Yes. And you've been really passionate about deleveraging and getting to investment-grade rating. Now you've achieved all those targets, how do you think about capital allocation?

Paul Dimarco

executive
#31

Yes. So we did increase leverage slightly coming off of the IEA acquisition. We've worked that down very well. Cash flow generation has been strong over the last 1.5 years. So we're really pleased with how diligently we've been managing working capital and converting earnings into cash flow. Organic growth is going to be the key. We'll look at M&A. From a share repurchase perspective, we really do that opportunistically. We think we've got more attractive uses of capital than just direct share repurchase. When we do that, we think it's because we have an opportunity to get the shares repurchased at a meaningful discount. So those will definitely be the key. I would also say, if we need to invest in working capital for a particular project, sometimes customers have temporary funding needs, we'd absolutely use working capital commitments for that as well to help kind of bridge a project if necessary.

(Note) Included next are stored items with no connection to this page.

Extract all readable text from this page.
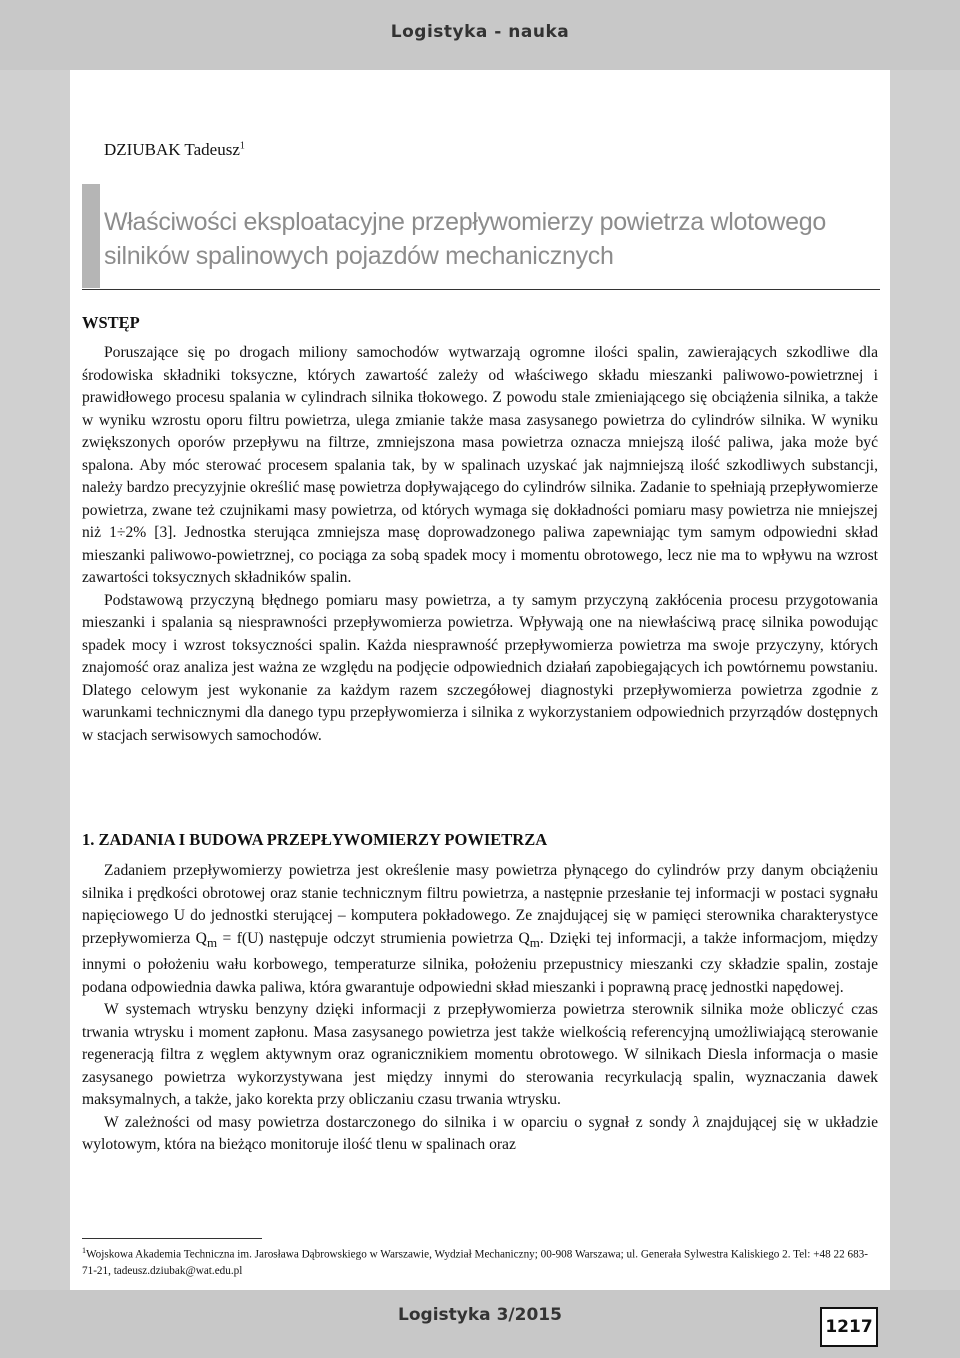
Logistyka - nauka
DZIUBAK Tadeusz$^1$
Właściwości eksploatacyjne przepływomierzy powietrza wlotowego
silników spalinowych pojazdów mechanicznych
WSTĘP

Poruszające się po drogach miliony samochodów wytwarzają ogromne ilości spalin, zawierających szkodliwe dla środowiska składniki toksyczne, których zawartość zależy od właściwego składu mieszanki paliwowo-powietrznej i prawidłowego procesu spalania w cylindrach silnika tłokowego. Z powodu stale zmieniającego się obciążenia silnika, a także w wyniku wzrostu oporu filtru powietrza, ulega zmianie także masa zasysanego powietrza do cylindrów silnika. W wyniku zwiększonych oporów przepływu na filtrze, zmniejszona masa powietrza oznacza mniejszą ilość paliwa, jaka może być spalona. Aby móc sterować procesem spalania tak, by w spalinach uzyskać jak najmniejszą ilość szkodliwych substancji, należy bardzo precyzyjnie określić masę powietrza dopływającego do cylindrów silnika. Zadanie to spełniają przepływomierze powietrza, zwane też czujnikami masy powietrza, od których wymaga się dokładności pomiaru masy powietrza nie mniejszej niż 1÷2% [3]. Jednostka sterująca zmniejsza masę doprowadzonego paliwa zapewniając tym samym odpowiedni skład mieszanki paliwowo-powietrznej, co pociąga za sobą spadek mocy i momentu obrotowego, lecz nie ma to wpływu na wzrost zawartości toksycznych składników spalin.

Podstawową przyczyną błędnego pomiaru masy powietrza, a ty samym przyczyną zakłócenia procesu przygotowania mieszanki i spalania są niesprawności przepływomierza powietrza. Wpływają one na niewłaściwą pracę silnika powodując spadek mocy i wzrost toksyczności spalin. Każda niesprawność przepływomierza powietrza ma swoje przyczyny, których znajomość oraz analiza jest ważna ze względu na podjęcie odpowiednich działań zapobiegających ich powtórnemu powstaniu. Dlatego celowym jest wykonanie za każdym razem szczegółowej diagnostyki przepływomierza powietrza zgodnie z warunkami technicznymi dla danego typu przepływomierza i silnika z wykorzystaniem odpowiednich przyrządów dostępnych w stacjach serwisowych samochodów.

1. ZADANIA I BUDOWA PRZEPŁYWOMIERZY POWIETRZA

Zadaniem przepływomierzy powietrza jest określenie masy powietrza płynącego do cylindrów przy danym obciążeniu silnika i prędkości obrotowej oraz stanie technicznym filtru powietrza, a następnie przesłanie tej informacji w postaci sygnału napięciowego U do jednostki sterującej – komputera pokładowego. Ze znajdującej się w pamięci sterownika charakterystyce przepływomierza $Q_m = f(U)$ następuje odczyt strumienia powietrza $Q_m$. Dzięki tej informacji, a także informacjom, między innymi o położeniu wału korbowego, temperaturze silnika, położeniu przepustnicy mieszanki czy składzie spalin, zostaje podana odpowiednia dawka paliwa, która gwarantuje odpowiedni skład mieszanki i poprawną pracę jednostki napędowej.

W systemach wtrysku benzyny dzięki informacji z przepływomierza powietrza sterownik silnika może obliczyć czas trwania wtrysku i moment zapłonu. Masa zasysanego powietrza jest także wielkością referencyjną umożliwiającą sterowanie regeneracją filtra z węglem aktywnym oraz ogranicznikiem momentu obrotowego. W silnikach Diesla informacja o masie zasysanego powietrza wykorzystywana jest między innymi do sterowania recyrkulacją spalin, wyznaczania dawek maksymalnych, a także, jako korekta przy obliczaniu czasu trwania wtrysku.

W zależności od masy powietrza dostarczonego do silnika i w oparciu o sygnał z sondy λ znajdującej się w układzie wylotowym, która na bieżąco monitoruje ilość tlenu w spalinach oraz

$^1$Wojskowa Akademia Techniczna im. Jarosława Dąbrowskiego w Warszawie, Wydział Mechaniczny; 00-908 Warszawa; ul. Generała Sylwestra Kaliskiego 2. Tel: +48 22 683-71-21, tadeusz.dziubak@wat.edu.pl
Logistyka 3/2015
1217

We've done that very successfully in the past. So -- but the organic growth is going to be the key. And Jose, our CEO, has always been very insightful into where we're seeing trends and being opportunistic with M&A to supplement that organic growth is going to be an important part of the story, too.

Gaurav Gupta

analyst
#32

Okay. And one question I've always wondered. You still trade at a significant discount to one of your closest peers, although your business model is very similar, it's very similar performance. What do you think investors are missing? What is changing? What's new this year over the next year that should help continued flows to CAC?

Paul Dimarco

executive
#33

Yes. I don't think investors are missing it. I think a lot of it's on us, and we have to be more consistent, right? So we had a very strategic transformation over the last 3 years and doing big acquisitions and integrating them effectively is challenging. And we took our lumps, and we had some volatility in earnings relative to guidance because of that. So from our perspective, the opportunity is there. From an end market perspective, we need to perform consistently and continue to monetize that opportunity and show investors that we can do that time after time and give them the predictability that we need. That's what I think was the biggest challenge in the short term. But now we've got good diversification. We've got the businesses integrated into MasTec, still obviously some work to do, but we've got good visibility into the opportunity set and the earnings profile. And our goal is to just perform at the levels that we put out publicly and rebuild that confidence. And I think we've started to do that this year, and we'll continue to make that our priority.

Gaurav Gupta

analyst
#34

That's great. We have a few minutes left. I'll open up for audience. Any questions?

Unknown Analyst

analyst
#35

[indiscernible]

Paul Dimarco

executive
#36

I haven't seen any data yet looking at that interconnection specifically, but it's something that we'll dive into. I mean, we would provide those services for both the customers and/or if they're interconnecting with an existing fiber grid with our existing telecommunications and broadband providers. So I think it's definitely something that's addressable, but in the total aggregate size, I'm not quite sure.

Unknown Analyst

analyst
#37

Given all the progress we made on the balance sheet and improved outlook, you had an interesting conversation [indiscernible]?

Paul Dimarco

executive
#38

Yes. So we're talking about that. Fitch is stable. I think their indication is they wanted to see a couple of quarters kind of at this level. So I would think the outside date from discussions with them is probably when the year-end earnings come out. That would be when we would expect to be kind of low 2s and kind of met the commitments we've made from a balance sheet perspective with them.

Gaurav Gupta

analyst
#39

Any other questions?

Paul Dimarco

executive
#40

Well, thank you all for coming, and let me know if you have any other questions.